白骨接機挑菜蹲下身子緩過一陣,才挑了白菜,慢條斯理綁上了蝴蝶結,起身往秦府那處去。
湖畔水榭上,兩頭曲折蜿蜒的廊,前見湖泊,后見亭臺樓閣,鳥語花香,四面清風徐來,檐下掛著排排卷簾輕輕搖晃。
檐下四柱前各設雕松沉木高幾,幾上立著寒梅瓷瓶,斜插一豎花木枯枝,一側梨花木矮幾上置鼎匙箸香盒,空留一處位置。
對湖一臥榻,小幾一張,幾上擺在青白釉荷葉形瓷碟并青白釉酒壺,碟里盛著紅櫻桃,水珠沾染顆顆晶瑩剔透。
秦質靠榻淺酌,手執酒盞置于膝上,玉帶束腰,窄腰腿長,身姿修長,連衣擺折起的褶皺都覺賞心悅目。
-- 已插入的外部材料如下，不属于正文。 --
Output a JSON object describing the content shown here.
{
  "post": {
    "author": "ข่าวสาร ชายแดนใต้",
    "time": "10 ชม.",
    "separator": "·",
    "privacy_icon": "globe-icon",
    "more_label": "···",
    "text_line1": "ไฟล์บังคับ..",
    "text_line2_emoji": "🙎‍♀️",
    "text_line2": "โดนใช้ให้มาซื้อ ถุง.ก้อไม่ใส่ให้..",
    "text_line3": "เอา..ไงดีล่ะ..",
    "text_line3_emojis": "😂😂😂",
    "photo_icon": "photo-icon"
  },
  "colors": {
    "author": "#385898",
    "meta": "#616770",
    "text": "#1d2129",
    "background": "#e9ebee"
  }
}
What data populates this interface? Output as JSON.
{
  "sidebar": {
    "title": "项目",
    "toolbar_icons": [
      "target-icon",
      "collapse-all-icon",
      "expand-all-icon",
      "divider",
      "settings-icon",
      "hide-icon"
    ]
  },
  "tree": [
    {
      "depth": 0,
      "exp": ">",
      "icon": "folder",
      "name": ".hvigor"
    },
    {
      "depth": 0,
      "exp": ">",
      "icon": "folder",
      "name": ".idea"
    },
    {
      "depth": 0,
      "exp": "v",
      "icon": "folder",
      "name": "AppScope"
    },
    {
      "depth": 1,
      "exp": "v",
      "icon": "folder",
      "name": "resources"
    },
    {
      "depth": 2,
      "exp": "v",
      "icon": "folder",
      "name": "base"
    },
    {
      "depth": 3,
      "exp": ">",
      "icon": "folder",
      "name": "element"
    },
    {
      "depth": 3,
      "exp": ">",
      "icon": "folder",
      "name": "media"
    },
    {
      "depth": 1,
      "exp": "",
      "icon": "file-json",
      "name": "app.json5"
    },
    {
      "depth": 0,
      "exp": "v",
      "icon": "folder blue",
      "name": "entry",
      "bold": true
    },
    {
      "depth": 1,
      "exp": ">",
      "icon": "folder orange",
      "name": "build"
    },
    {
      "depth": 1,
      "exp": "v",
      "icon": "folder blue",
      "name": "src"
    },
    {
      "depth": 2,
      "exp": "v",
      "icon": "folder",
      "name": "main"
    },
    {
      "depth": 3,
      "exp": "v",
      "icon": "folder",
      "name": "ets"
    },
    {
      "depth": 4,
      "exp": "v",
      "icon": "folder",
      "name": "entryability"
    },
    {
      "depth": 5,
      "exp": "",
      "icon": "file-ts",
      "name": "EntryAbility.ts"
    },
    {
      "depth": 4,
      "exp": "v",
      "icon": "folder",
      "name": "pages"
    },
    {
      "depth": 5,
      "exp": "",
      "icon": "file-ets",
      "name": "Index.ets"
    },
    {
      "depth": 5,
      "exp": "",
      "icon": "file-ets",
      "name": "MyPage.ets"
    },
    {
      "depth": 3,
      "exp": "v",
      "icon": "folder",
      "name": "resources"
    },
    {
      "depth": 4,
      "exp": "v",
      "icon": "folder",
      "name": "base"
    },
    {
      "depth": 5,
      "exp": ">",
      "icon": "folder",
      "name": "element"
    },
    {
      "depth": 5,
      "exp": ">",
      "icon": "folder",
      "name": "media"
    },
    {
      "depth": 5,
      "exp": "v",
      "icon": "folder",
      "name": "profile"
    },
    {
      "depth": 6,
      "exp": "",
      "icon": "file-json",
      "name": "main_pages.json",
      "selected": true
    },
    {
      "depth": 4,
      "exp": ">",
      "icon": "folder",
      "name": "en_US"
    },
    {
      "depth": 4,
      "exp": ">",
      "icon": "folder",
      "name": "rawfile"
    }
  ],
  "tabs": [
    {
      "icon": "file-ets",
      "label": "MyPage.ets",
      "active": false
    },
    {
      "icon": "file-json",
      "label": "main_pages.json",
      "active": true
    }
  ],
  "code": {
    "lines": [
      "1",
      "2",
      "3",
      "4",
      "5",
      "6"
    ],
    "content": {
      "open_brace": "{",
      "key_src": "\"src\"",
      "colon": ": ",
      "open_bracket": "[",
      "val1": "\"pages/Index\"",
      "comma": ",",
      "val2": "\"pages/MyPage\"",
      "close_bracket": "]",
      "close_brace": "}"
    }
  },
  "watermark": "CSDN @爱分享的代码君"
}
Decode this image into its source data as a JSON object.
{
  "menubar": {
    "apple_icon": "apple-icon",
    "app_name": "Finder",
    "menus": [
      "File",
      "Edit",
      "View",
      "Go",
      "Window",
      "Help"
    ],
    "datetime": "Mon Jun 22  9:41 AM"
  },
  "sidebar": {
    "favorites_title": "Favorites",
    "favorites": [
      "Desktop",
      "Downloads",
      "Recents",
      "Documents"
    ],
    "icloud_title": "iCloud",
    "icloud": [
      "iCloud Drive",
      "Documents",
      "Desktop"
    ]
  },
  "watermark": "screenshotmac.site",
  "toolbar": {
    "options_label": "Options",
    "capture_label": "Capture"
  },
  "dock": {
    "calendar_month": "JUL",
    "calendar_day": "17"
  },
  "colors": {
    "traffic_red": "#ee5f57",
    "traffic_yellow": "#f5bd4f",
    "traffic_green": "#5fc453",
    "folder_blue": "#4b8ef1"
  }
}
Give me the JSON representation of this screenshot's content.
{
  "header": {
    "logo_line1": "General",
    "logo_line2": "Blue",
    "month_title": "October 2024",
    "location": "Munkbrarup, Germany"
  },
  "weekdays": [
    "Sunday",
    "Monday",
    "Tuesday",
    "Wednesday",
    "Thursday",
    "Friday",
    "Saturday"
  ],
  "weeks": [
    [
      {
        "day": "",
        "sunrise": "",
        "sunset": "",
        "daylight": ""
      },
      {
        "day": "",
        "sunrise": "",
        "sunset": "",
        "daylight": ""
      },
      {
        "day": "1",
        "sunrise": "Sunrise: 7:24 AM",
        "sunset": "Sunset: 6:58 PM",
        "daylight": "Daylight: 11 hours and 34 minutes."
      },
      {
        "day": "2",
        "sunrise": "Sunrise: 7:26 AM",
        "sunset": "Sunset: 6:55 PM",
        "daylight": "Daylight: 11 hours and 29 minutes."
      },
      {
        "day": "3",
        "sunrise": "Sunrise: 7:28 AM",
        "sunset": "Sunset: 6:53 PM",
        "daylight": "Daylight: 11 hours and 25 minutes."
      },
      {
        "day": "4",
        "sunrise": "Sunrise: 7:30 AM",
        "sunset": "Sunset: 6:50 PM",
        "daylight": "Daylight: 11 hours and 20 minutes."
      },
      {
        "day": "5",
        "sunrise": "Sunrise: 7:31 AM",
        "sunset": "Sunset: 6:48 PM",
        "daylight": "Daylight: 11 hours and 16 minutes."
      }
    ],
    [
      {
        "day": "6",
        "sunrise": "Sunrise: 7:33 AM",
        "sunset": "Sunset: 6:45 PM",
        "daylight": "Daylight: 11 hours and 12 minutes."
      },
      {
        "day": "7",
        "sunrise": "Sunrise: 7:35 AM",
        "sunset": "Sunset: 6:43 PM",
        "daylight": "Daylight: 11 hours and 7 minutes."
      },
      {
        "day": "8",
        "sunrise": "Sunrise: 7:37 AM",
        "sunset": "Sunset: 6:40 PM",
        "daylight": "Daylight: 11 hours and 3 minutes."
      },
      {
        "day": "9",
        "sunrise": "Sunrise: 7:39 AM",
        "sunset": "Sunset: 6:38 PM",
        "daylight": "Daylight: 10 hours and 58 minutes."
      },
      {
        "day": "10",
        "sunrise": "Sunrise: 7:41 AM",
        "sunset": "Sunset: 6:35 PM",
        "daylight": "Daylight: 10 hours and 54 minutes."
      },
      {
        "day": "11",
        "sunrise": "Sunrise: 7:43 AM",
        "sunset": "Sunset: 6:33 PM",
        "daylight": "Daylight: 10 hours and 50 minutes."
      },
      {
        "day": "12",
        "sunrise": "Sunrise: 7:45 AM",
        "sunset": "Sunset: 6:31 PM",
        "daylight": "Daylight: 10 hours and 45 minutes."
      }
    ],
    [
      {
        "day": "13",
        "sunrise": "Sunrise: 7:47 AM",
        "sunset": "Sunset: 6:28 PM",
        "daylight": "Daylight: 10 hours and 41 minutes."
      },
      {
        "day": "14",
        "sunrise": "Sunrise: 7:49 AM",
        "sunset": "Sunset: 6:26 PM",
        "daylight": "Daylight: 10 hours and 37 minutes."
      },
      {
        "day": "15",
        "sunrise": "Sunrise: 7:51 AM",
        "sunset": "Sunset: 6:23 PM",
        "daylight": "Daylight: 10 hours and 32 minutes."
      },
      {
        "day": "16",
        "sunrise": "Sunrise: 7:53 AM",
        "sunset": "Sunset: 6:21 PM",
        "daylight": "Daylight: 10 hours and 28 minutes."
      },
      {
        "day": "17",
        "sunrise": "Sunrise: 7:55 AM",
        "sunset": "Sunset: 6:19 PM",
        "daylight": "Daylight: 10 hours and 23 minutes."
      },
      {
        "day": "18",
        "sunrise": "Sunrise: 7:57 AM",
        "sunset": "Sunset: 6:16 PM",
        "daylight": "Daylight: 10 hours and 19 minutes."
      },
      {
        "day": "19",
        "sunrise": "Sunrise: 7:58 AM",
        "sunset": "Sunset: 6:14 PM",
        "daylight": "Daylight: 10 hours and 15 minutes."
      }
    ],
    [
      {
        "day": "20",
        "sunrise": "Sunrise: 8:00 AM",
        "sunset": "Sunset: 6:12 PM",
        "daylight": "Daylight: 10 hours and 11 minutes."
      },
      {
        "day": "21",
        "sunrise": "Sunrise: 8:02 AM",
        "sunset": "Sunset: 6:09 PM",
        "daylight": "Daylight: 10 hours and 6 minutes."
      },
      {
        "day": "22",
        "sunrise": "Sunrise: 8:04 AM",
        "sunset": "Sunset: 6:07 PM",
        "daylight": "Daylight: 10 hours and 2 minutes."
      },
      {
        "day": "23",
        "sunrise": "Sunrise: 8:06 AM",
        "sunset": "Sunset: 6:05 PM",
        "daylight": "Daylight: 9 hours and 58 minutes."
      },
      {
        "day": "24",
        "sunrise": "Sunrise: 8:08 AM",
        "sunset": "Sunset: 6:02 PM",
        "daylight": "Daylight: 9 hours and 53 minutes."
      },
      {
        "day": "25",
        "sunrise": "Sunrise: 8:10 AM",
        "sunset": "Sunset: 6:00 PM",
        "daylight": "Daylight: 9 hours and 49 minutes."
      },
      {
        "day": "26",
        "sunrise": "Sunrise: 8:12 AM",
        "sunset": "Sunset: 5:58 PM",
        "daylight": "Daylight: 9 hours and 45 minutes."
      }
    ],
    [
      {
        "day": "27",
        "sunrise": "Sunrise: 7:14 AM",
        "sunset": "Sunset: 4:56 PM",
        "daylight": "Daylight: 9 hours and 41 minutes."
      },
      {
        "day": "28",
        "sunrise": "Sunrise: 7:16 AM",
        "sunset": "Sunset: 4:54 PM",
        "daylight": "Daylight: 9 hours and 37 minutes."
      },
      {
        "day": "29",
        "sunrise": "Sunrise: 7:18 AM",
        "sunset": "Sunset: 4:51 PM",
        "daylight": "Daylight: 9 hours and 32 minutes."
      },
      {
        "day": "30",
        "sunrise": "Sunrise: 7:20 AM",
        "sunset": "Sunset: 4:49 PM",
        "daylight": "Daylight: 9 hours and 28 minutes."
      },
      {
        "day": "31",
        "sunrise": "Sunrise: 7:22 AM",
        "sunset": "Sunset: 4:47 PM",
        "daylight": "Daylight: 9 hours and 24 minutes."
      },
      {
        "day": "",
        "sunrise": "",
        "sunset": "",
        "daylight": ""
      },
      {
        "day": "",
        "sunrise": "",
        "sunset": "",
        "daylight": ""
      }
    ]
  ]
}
他仰頭靠榻背,閉目不言,長睫微微垂下,越顯得面容殊色,脖頸處喉結微微突出,慢慢喝入一口酒便微微一動,看得人莫名口干舌燥。
湖上廊下隨處可入畫,榻上的人更畫中點睛之處,拂夏立在一旁想看又不敢多看,待他手中酒盞見底,忙上前一步提起酒壺斟酒,動作輕柔,極為謹慎小心。
自從上次得了責罰之后,拂夏再不敢開口多言,言行舉止越發規矩,唯恐惹他不喜。
尤其這些時日秦質的話很少,時常沉默不語,往日溫潤模樣也不見一二,越發讓人害怕,一時眾奴仆皆小心翼翼。
洛卿站在一排丫鬟中,不再去做斟茶倒酒的小事,只靜靜站著等待時機。
廊下兩個丫鬟并排行來,將手中的琴擺在矮幾上。
洛卿溫婉一笑,看著琴的眼神一定,上前幾步面向秦質欠身施一禮,輕聲細語道:“公子久酌難免悶苦,不如洛卿撫琴一曲,替公子稍減乏悶?!?
秦質眼簾微微一掀看向洛卿,溫婉嫻雅,名門閨秀的端莊做派。